Students in the Learning Expeditions program collaborated at every step of the process to design the large mural that was recently painted in the lobby.
They started off by learning about monuments – which are statues, buildings or other structures built to commemorate a famous or notable person or event – and creating their own. Some students, for example, built a small replica of a canoe.
Then, the idea came about to combine all the monuments into a mural.
“The mural is a gift from them to the whole school. They also learned more about working together,” said Charlene Williams, cultural and language worker for the Squamish Nation education department, adding that each student had a different role, from fundraising for the mural to helping create the design. One of the lessons taught at Cultural Journeys, which runs from kindergarten to Grade 6, and Learning Expeditions, which is for students in Grades 7 to 12, is the importance of contributing to the community.

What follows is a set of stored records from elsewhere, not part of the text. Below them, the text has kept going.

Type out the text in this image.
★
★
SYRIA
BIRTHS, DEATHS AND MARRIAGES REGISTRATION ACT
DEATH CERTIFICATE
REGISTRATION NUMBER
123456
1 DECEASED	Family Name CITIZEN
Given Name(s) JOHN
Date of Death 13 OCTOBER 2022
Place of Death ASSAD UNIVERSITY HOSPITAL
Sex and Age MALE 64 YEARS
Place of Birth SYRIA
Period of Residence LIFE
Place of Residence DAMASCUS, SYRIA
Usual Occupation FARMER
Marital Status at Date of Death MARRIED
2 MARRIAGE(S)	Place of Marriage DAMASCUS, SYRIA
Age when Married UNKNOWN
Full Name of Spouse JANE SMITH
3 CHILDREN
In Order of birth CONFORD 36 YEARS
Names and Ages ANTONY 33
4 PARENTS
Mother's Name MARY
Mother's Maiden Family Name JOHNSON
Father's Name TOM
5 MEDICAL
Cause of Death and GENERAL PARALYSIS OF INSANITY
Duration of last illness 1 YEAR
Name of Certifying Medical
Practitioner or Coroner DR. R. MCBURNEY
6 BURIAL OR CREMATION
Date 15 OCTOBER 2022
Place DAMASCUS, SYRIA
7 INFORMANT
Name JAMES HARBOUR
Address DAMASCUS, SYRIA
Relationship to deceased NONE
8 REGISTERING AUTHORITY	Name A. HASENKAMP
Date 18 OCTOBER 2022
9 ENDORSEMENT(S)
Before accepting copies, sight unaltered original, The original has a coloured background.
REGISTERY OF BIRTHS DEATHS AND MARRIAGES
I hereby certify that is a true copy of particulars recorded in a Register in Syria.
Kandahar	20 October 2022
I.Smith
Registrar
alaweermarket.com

The students also created individual pieces of art to represent the mural, which they named “Our Surroundings,” that will be auctioned off to their parents to help fundraise. A movie night, bake sale and a GoFundMe page have also helped raise money.

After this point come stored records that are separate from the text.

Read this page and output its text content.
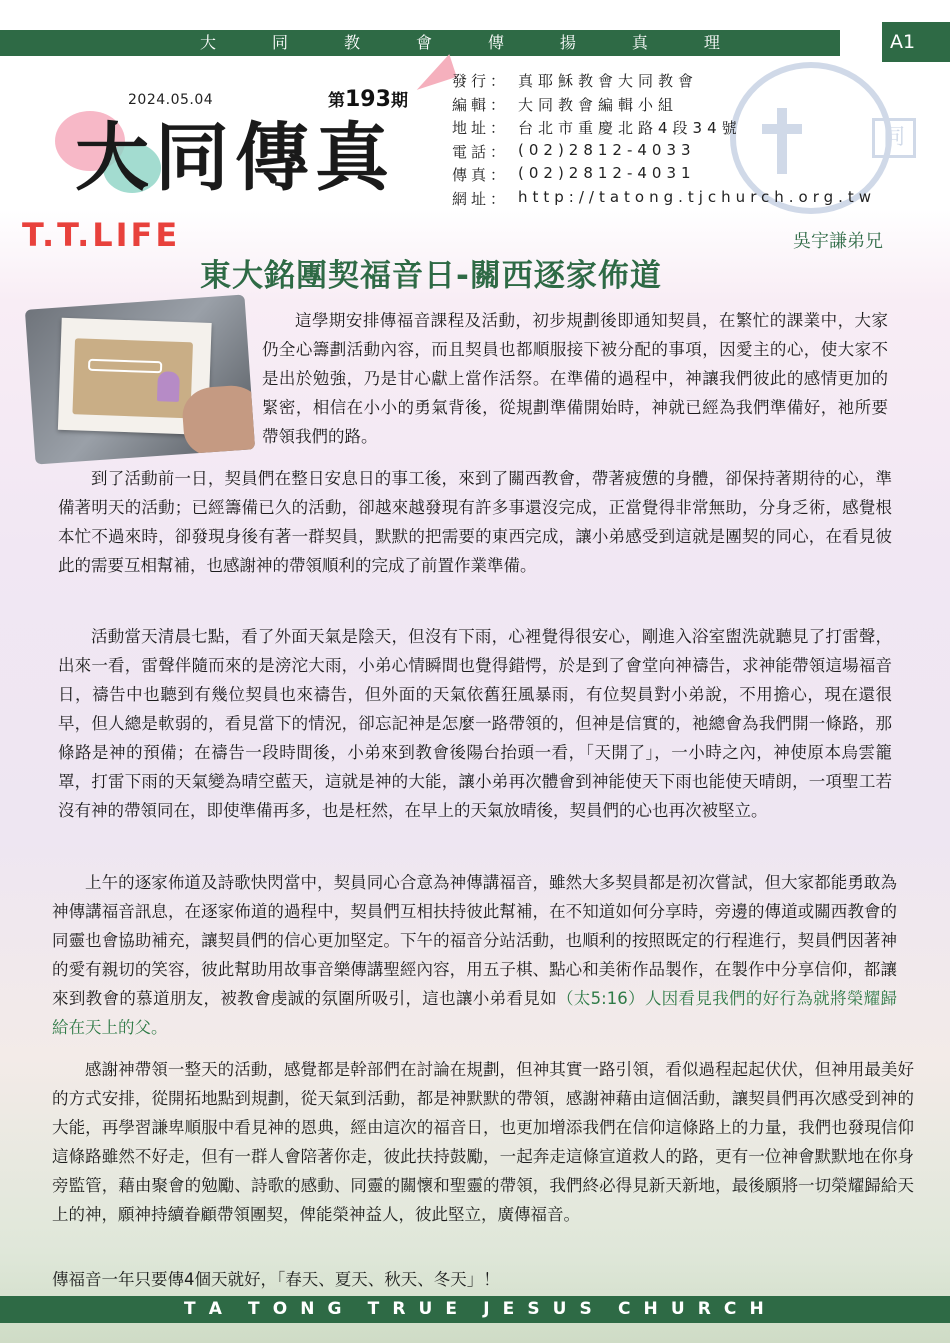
大	同	教	會	傳	揚	真	理	A1
2024.05.04	第193期
大同傳真	同
發行： 真耶穌教會大同教會
編輯： 大同教會編輯小組
地址： 台北市重慶北路4段34號
電話： (02)2812-4033
傳真： (02)2812-4031
網址： http://tatong.tjchurch.org.tw
T.T.LIFE	吳宇謙弟兄
東大銘團契福音日-關西逐家佈道
這學期安排傳福音課程及活動，初步規劃後即通知契員，在繁忙的課業中，大家仍全心籌劃活動內容，而且契員也都順服接下被分配的事項，因愛主的心，使大家不是出於勉強，乃是甘心獻上當作活祭。在準備的過程中，神讓我們彼此的感情更加的緊密，相信在小小的勇氣背後，從規劃準備開始時，神就已經為我們準備好，祂所要帶領我們的路。
到了活動前一日，契員們在整日安息日的事工後，來到了關西教會，帶著疲憊的身體，卻保持著期待的心，準備著明天的活動；已經籌備已久的活動，卻越來越發現有許多事還沒完成，正當覺得非常無助，分身乏術，感覺根本忙不過來時，卻發現身後有著一群契員，默默的把需要的東西完成，讓小弟感受到這就是團契的同心，在看見彼此的需要互相幫補，也感謝神的帶領順利的完成了前置作業準備。
活動當天清晨七點，看了外面天氣是陰天，但沒有下雨，心裡覺得很安心，剛進入浴室盥洗就聽見了打雷聲，出來一看，雷聲伴隨而來的是滂沱大雨，小弟心情瞬間也覺得錯愕，於是到了會堂向神禱告，求神能帶領這場福音日，禱告中也聽到有幾位契員也來禱告，但外面的天氣依舊狂風暴雨，有位契員對小弟說，不用擔心，現在還很早，但人總是軟弱的，看見當下的情況，卻忘記神是怎麼一路帶領的，但神是信實的，祂總會為我們開一條路，那條路是神的預備；在禱告一段時間後，小弟來到教會後陽台抬頭一看，「天開了」，一小時之內，神使原本烏雲籠罩，打雷下雨的天氣變為晴空藍天，這就是神的大能，讓小弟再次體會到神能使天下雨也能使天晴朗，一項聖工若沒有神的帶領同在，即使準備再多，也是枉然，在早上的天氣放晴後，契員們的心也再次被堅立。
上午的逐家佈道及詩歌快閃當中，契員同心合意為神傳講福音，雖然大多契員都是初次嘗試，但大家都能勇敢為神傳講福音訊息，在逐家佈道的過程中，契員們互相扶持彼此幫補，在不知道如何分享時，旁邊的傳道或關西教會的同靈也會協助補充，讓契員們的信心更加堅定。下午的福音分站活動，也順利的按照既定的行程進行，契員們因著神的愛有親切的笑容，彼此幫助用故事音樂傳講聖經內容，用五子棋、點心和美術作品製作，在製作中分享信仰，都讓來到教會的慕道朋友，被教會虔誠的氛圍所吸引，這也讓小弟看見如（太5:16）人因看見我們的好行為就將榮耀歸給在天上的父。
感謝神帶領一整天的活動，感覺都是幹部們在討論在規劃，但神其實一路引領，看似過程起起伏伏，但神用最美好的方式安排，從開拓地點到規劃，從天氣到活動，都是神默默的帶領，感謝神藉由這個活動，讓契員們再次感受到神的大能，再學習謙卑順服中看見神的恩典，經由這次的福音日，也更加增添我們在信仰這條路上的力量，我們也發現信仰這條路雖然不好走，但有一群人會陪著你走，彼此扶持鼓勵，一起奔走這條宣道救人的路，更有一位神會默默地在你身旁監管，藉由聚會的勉勵、詩歌的感動、同靈的關懷和聖靈的帶領，我們終必得見新天新地，最後願將一切榮耀歸給天上的神，願神持續眷顧帶領團契，俾能榮神益人，彼此堅立，廣傳福音。
傳福音一年只要傳4個天就好，「春天、夏天、秋天、冬天」！
T A T O N G T R U E J E S U S C H U R C H
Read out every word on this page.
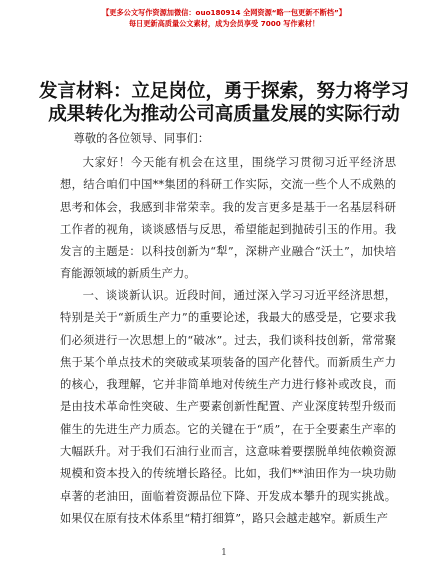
【更多公文写作资源加微信：ouo180914 全网资源“略一包更新不断档”】
每日更新高质量公文素材，成为会员享受 7000 写作素材！
发言材料：立足岗位，勇于探索，努力将学习
成果转化为推动公司高质量发展的实际行动

尊敬的各位领导、同事们：

大家好！今天能有机会在这里，围绕学习贯彻习近平经济思想，结合咱们中国**集团的科研工作实际，交流一些个人不成熟的思考和体会，我感到非常荣幸。我的发言更多是基于一名基层科研工作者的视角，谈谈感悟与反思，希望能起到抛砖引玉的作用。我发言的主题是：以科技创新为“犁”，深耕产业融合“沃土”，加快培育能源领域的新质生产力。

一、谈谈新认识。近段时间，通过深入学习习近平经济思想，特别是关于“新质生产力”的重要论述，我最大的感受是，它要求我们必须进行一次思想上的“破冰”。过去，我们谈科技创新，常常聚焦于某个单点技术的突破或某项装备的国产化替代。而新质生产力的核心，我理解，它并非简单地对传统生产力进行修补或改良，而是由技术革命性突破、生产要素创新性配置、产业深度转型升级而催生的先进生产力质态。它的关键在于“质”，在于全要素生产率的大幅跃升。对于我们石油行业而言，这意味着要摆脱单纯依赖资源规模和资本投入的传统增长路径。比如，我们**油田作为一块功勋卓著的老油田，面临着资源品位下降、开发成本攀升的现实挑战。如果仅在原有技术体系里“精打细算”，路只会越走越窄。新质生产

1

The mural artist, Mehran Razmpoosh, or “Razz” as he is commonly known, also donated a few prints.
Williams contacted Razz to paint the mural because, although he is not of Squamish Nation ancestry, he has been part of their community for around 28 years and incorporates a lot of First Nation stories into his artwork. Razz acted as a mentor to the students and worked with them on the project.

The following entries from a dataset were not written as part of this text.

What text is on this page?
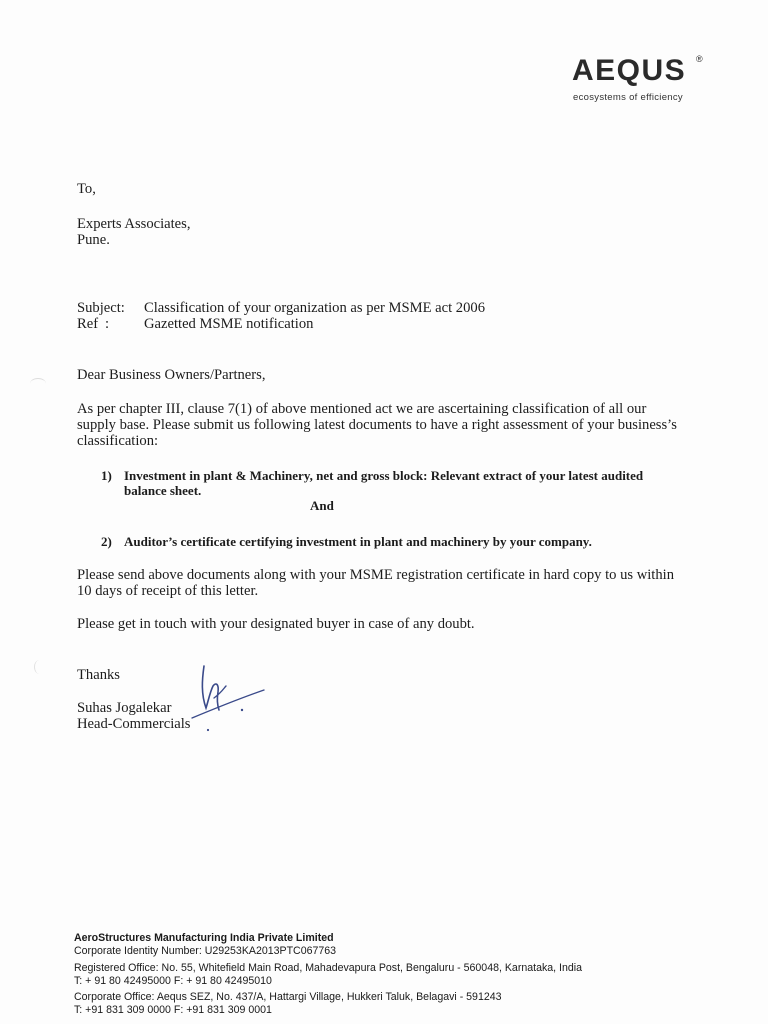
AEQUS ®
ecosystems of efficiency
To,
Experts Associates,
Pune.
Subject: Classification of your organization as per MSME act 2006
Ref : Gazetted MSME notification
Dear Business Owners/Partners,
As per chapter III, clause 7(1) of above mentioned act we are ascertaining classification of all our
supply base. Please submit us following latest documents to have a right assessment of your business’s
classification:
1) Investment in plant & Machinery, net and gross block: Relevant extract of your latest audited
balance sheet.
And
2) Auditor’s certificate certifying investment in plant and machinery by your company.
Please send above documents along with your MSME registration certificate in hard copy to us within
10 days of receipt of this letter.
Please get in touch with your designated buyer in case of any doubt.
Thanks
Suhas Jogalekar
Head-Commercials
AeroStructures Manufacturing India Private Limited
Corporate Identity Number: U29253KA2013PTC067763
Registered Office: No. 55, Whitefield Main Road, Mahadevapura Post, Bengaluru - 560048, Karnataka, India
T: + 91 80 42495000 F: + 91 80 42495010
Corporate Office: Aequs SEZ, No. 437/A, Hattargi Village, Hukkeri Taluk, Belagavi - 591243
T: +91 831 309 0000 F: +91 831 309 0001
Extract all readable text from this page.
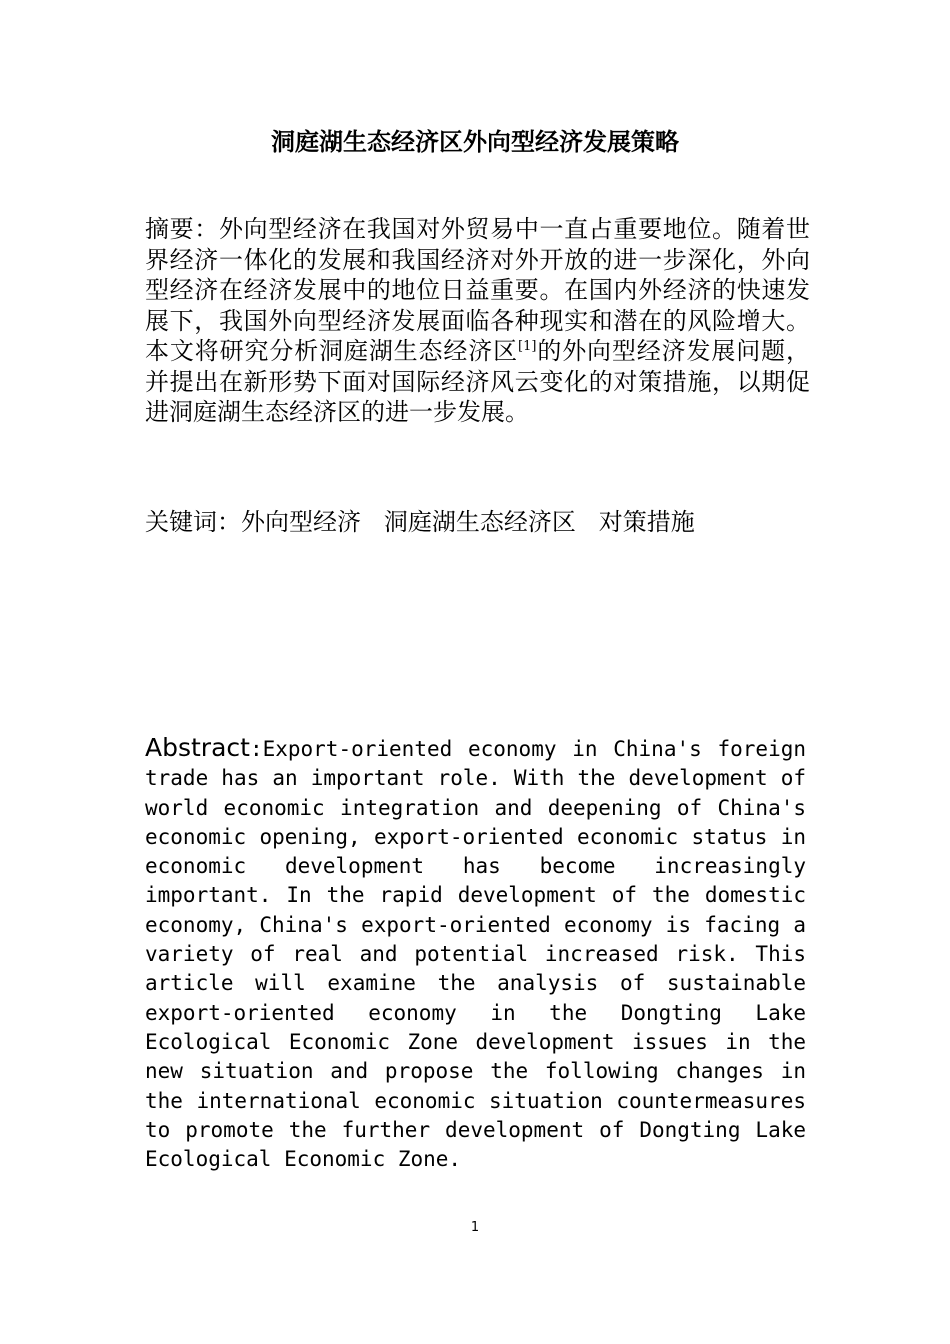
洞庭湖生态经济区外向型经济发展策略
摘要：外向型经济在我国对外贸易中一直占重要地位。随着世界经济一体化的发展和我国经济对外开放的进一步深化，外向型经济在经济发展中的地位日益重要。在国内外经济的快速发展下，我国外向型经济发展面临各种现实和潜在的风险增大。本文将研究分析洞庭湖生态经济区[1]的外向型经济发展问题，并提出在新形势下面对国际经济风云变化的对策措施，以期促进洞庭湖生态经济区的进一步发展。
关键词：外向型经济   洞庭湖生态经济区   对策措施
Abstract:Export-oriented economy in China's foreign trade has an important role. With the development of world economic integration and deepening of China's economic opening, export-oriented economic status in economic development has become increasingly important. In the rapid development of the domestic economy, China's export-oriented economy is facing a variety of real and potential increased risk. This article will examine the analysis of sustainable export-oriented economy in the Dongting Lake Ecological Economic Zone development issues in the new situation and propose the following changes in the international economic situation countermeasures to promote the further development of Dongting Lake Ecological Economic Zone.
1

“It’s important to connect our school to the wider community for inspiration and to help build relationships,” said Williams.
Razz has worked on other art projects with the Squamish Nation, and has painted local murals before, such as the one outside the Watershed Grill in Brackendale.
“I appreciate the opportunity that came from the Squamish Nation, and to paint their cultural scenes,” he said. “It’s great to get the little ones inspired. Art is a healing medicine for kids, and I’m glad to be showing it to them.”